It sounds like a great idea to include all the fabric stories out there. I'd like to report mine. I took up quilting about 12 years ago. My stash started small but grew. I bought 2 bookshelves to put the stash in and it quickly outgrew them. Then DH built shelving in a huge closet and had lots of room.... We moved from Upstate NY to East Tn. and we had 4 garages. DH took one of the upstairs garages and built me a whole room just for my quilting and fabric so I no longer needed it to take over the house. I now have 4 bookcases full, and shelving where more is falling over onto itself because the piles are too big.

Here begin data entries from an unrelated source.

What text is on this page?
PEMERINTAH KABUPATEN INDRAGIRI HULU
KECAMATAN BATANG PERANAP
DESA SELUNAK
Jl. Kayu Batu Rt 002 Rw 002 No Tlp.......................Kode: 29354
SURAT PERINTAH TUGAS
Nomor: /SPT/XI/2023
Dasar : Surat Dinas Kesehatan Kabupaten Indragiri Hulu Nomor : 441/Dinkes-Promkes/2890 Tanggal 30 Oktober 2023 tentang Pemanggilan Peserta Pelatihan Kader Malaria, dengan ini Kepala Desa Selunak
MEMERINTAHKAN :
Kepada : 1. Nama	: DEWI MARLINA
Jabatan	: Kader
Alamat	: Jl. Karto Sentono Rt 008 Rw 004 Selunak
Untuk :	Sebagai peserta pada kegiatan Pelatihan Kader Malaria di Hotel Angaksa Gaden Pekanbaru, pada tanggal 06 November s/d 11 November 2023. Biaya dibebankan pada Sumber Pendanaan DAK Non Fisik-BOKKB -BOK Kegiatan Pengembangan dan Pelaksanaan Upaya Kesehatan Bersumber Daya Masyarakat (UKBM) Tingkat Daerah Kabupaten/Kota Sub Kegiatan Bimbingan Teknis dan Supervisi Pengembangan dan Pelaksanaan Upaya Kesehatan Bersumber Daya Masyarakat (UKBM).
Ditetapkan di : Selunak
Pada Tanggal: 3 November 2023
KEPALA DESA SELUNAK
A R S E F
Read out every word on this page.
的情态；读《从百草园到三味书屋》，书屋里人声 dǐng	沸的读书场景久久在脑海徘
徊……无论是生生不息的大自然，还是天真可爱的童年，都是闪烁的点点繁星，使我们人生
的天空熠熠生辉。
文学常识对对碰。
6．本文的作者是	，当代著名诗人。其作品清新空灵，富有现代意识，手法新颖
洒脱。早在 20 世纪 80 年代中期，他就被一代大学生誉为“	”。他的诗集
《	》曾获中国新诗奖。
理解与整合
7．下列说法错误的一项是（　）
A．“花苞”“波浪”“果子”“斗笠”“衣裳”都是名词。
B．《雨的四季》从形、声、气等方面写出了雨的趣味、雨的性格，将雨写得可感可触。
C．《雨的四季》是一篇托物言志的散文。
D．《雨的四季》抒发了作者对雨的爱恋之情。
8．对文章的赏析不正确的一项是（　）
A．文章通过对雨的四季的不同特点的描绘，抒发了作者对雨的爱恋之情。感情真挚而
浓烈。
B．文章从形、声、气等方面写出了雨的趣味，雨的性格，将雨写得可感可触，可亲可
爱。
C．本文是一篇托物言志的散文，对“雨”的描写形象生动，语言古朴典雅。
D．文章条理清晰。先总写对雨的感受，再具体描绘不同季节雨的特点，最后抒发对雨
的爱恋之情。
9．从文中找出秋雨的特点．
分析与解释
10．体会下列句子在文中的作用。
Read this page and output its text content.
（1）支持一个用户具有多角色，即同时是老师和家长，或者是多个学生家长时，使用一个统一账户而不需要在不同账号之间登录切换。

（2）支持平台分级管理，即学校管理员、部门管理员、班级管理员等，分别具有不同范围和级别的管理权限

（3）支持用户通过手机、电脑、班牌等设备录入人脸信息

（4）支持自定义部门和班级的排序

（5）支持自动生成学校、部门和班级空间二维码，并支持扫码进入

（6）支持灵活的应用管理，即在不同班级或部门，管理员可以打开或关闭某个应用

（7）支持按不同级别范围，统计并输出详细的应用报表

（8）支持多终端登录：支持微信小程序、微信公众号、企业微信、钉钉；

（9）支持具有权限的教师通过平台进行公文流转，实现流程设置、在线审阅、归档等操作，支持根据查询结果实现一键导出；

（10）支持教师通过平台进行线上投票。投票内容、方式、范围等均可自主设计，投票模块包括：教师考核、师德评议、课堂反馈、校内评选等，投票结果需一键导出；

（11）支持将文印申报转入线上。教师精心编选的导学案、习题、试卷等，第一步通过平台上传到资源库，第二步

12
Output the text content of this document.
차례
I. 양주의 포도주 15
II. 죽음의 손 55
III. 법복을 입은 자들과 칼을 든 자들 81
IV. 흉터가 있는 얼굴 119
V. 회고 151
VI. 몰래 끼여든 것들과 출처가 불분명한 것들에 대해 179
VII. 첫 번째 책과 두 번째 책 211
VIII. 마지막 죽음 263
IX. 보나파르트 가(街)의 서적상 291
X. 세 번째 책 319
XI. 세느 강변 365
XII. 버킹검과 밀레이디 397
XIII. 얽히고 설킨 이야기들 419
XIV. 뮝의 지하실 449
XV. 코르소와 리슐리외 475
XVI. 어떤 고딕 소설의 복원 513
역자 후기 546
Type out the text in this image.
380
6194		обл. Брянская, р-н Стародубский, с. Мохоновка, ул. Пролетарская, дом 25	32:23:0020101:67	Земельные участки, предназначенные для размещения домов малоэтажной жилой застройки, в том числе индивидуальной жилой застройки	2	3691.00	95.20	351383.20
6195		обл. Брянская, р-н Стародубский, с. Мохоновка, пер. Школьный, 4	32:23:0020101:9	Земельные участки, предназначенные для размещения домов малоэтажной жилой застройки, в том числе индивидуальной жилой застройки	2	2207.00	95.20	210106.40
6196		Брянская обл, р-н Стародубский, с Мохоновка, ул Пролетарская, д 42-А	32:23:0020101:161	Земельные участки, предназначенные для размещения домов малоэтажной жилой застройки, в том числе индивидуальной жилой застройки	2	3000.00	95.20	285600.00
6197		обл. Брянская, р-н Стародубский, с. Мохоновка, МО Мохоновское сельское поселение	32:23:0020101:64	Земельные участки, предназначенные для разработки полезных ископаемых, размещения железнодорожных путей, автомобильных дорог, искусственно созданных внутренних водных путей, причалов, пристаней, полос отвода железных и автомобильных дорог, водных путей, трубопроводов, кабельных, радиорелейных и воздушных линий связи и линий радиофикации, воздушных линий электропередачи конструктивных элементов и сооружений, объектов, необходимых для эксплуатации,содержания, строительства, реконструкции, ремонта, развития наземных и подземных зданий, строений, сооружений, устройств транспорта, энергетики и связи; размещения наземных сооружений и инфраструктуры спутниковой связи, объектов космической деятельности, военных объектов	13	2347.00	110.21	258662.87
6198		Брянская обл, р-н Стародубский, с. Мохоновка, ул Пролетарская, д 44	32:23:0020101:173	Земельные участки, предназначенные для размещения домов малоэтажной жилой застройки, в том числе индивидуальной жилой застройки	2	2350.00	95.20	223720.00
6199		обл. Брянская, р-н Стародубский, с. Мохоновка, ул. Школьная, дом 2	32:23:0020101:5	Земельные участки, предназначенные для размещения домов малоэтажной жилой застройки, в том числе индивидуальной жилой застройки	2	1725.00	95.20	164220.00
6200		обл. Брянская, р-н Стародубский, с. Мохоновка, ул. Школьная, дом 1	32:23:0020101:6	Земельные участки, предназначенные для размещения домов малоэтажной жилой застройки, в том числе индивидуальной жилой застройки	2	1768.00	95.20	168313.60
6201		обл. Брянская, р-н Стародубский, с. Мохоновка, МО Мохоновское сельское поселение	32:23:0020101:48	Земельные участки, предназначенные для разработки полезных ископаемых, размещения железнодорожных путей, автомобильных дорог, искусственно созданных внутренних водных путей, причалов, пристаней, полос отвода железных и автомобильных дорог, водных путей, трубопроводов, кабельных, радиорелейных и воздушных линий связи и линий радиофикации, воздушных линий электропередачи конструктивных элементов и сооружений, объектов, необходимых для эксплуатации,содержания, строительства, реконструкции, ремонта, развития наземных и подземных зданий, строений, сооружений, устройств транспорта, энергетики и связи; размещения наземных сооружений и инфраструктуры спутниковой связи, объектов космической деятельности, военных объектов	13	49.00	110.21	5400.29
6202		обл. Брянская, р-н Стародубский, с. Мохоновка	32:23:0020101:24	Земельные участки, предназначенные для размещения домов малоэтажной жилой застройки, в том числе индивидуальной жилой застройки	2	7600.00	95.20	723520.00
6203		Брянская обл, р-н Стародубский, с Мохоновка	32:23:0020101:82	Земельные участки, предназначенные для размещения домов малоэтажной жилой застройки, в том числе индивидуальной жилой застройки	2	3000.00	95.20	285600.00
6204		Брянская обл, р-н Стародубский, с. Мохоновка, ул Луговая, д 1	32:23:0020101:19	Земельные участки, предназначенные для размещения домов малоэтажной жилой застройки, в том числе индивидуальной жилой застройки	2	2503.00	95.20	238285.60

And I keep buying more fabric that I fall in love with. I told DH that as soon as I've equaled the cost of his hunting, fishing equipment and his boat, I'll stop buying fabric. I hate to say this, but I think I'm getting close..LOL
Diana in East Tennessee
** Give Me The Simple Life **
Hi, I am looking forward to reading your book. I was a reader before I was a quilter but they are almost tied for my affections. The reading wins as it can be done anywhere, anytime. I started sewing probably by the time I was 7 or 8. The summer between the sixth and seventh grade I made my first clothing items for myself. As the only girl in a family of 4 children I could only depend on hand me downs from the daughters of my mother's friends as I had no sisters. I made four "wrap around skirts" and tank tops for myself. That was before polyester knits or home sewing knits of any kind were on the home market. By the end of my junior year in high school I had made a large enough collection of clothing to have lots of scraps and left overs. I then created my first quilt. It broke every rule in what I now know as the quilt book. The fabrics ranged from sear sucker to kettlecloth to denium etc. etc. I handquilted the whole thing with double thread and didn't know to bury my knots. The quilt wore like iron and followed me to my first apartment where I proudly displayed it on my bed. It did time as a cover for my teenaged step-son's bed and finally ended it's life several years ago as a dropcloth when my husband changes the oil in his truck.
I was a quilter long before I knew another soul who quilted. I actually made and submitted an entry in the "Great American Quilt Contest" back when we were celebrating the 100th anniversary of the Statue of LIberty. It was not accepted. My dear husband took me to the show in New York and I couldn't believe my eyes. The work I saw there boggled my mind. In the years since I have taken a few classes, read lots of books and magazines on quilting and watched quilting shows faithfully. I also belong to two guilds and was co-chair of our county's quilt documentation project for two years. I have always been a handquilter. My technique as come far enough along that I have done handquilting for others on a professional level.
My stash could rival anyone on this board. In the last year or two I have become involved with our local Linus Project. What a wonderful excuse to purchase more fabric and supplies. I try and produce at least 8 Linus quilts a month. My biggest month I completed 48. My friend who is the chairperson gave me half or less completed projects that had been abandoned by a high school Home Ec class. That was an interesting challenge. I enjoy the chance to work with children themed fabrics as my own grandchildren are all now teens and are at the age when they don't want that kind of gifts from grandmom.
This is a great story! Thanks for sharing.